Anxiety disorders are the most common mental health illness in the United States and can cause significant physical, psychological and social problems. GAD is characterised by persistent and excessive worry that is difficult to control. As little is known about the prevalence and associations of GAD among adults with HIV in the United States, investigators analysed data from the Medical Monitoring Project. This survey carefully sampled 3654 adults who are representative of all people diagnosed with HIV in the United States.
The prevalence of GAD was calculated using a validated questionnaire. A trained interviewer asked participants the following questions: “Over the past two weeks, how often have you been bothered by any of the following problems?” for seven problems such as “feeling nervous, anxious, or on edge” and “not being able to stop or control worrying”.

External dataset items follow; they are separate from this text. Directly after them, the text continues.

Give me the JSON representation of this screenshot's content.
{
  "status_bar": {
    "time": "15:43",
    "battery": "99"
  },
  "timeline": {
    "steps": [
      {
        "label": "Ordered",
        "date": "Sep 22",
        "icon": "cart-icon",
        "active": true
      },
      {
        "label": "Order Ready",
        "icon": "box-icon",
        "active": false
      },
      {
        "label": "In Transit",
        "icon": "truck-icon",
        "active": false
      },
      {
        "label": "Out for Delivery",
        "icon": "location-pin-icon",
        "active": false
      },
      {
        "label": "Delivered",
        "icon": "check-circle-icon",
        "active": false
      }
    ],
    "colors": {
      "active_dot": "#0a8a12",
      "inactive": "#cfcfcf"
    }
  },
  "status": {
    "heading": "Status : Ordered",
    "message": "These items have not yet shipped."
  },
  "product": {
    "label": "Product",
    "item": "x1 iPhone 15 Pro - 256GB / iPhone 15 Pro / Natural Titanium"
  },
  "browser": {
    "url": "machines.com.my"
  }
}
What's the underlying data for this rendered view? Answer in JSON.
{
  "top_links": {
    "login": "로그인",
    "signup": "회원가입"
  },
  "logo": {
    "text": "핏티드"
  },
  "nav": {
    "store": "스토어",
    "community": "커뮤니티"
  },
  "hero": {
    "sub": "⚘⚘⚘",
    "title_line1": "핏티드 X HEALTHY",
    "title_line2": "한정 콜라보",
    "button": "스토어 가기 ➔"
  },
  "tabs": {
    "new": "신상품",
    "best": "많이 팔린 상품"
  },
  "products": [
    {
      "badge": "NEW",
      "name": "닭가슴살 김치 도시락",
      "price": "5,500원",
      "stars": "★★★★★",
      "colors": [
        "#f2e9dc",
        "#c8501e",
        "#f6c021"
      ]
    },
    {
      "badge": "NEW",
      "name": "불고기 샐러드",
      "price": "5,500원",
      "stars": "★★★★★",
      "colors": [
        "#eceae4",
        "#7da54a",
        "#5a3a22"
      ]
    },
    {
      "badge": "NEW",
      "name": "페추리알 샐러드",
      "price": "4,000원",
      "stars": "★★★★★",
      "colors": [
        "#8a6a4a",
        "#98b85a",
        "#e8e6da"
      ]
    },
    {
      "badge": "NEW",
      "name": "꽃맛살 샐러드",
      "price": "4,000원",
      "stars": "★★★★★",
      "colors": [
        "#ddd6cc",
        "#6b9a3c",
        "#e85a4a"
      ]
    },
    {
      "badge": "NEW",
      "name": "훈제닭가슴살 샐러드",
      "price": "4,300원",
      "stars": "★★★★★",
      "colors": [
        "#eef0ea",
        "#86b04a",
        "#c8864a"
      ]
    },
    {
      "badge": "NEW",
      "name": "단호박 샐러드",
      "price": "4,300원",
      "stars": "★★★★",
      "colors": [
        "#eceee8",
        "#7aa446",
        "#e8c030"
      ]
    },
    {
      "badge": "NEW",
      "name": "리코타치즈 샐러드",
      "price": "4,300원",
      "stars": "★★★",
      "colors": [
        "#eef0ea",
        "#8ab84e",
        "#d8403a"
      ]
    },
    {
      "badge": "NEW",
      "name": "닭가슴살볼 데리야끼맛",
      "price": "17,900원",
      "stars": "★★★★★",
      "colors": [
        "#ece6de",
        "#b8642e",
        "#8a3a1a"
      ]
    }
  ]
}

The estimated prevalence of GAD was 19%. In the general population of the US, prevalence is 2.7%.
Symptoms were more common among women than men, among individuals without a college education, among those living in poverty, and in individuals with recent experience of homelessness. “Our analysis supports the findings of others on the relationship between GAD and social determinants of health such as poverty and housing instability,” note the investigators.
Participants with a disability had a four-times higher prevalence of GAD than individuals who did not report a disability (33% vs 8%). Prevalence of GAD among persons reporting intimate partner violence or sexual violence was 41% and 43%, respectively, twice the rate observed in participants who did not report such violence. Individuals with GAD had higher HIV stigma scores (55%) compared to individuals without GAD (33%).
GAD was associated with poorer engagement in the HIV care continuum, including use of antiretroviral therapy (82% vs 87%), 100% adherence (51% v. 62%) and viral suppression (56% vs 64%).
Depressive symptoms were seven times more common in people with GAD (75% vs 11%), and individuals with GAD were three-times more likely to be in need of mental health services (23% vs 7%).
Prevalence of smoking and drug use was significantly higher among individuals with symptoms of GAD. In addition, GAD symptoms were associated with significantly higher prevalence of condomless sex while not virally suppressed with a partner who was not known to be taking PrEP (9% vs 6%).
“Improving access to substance use treatment and HIV/STD risk reduction services could be beneficial for persons experiencing anxiety symptoms,” suggest the authors. “Collaborate care models – in which medical, mental health, and case management staff partner to provide comprehensive care – have been found to me more effective in improving anxiety in patients.”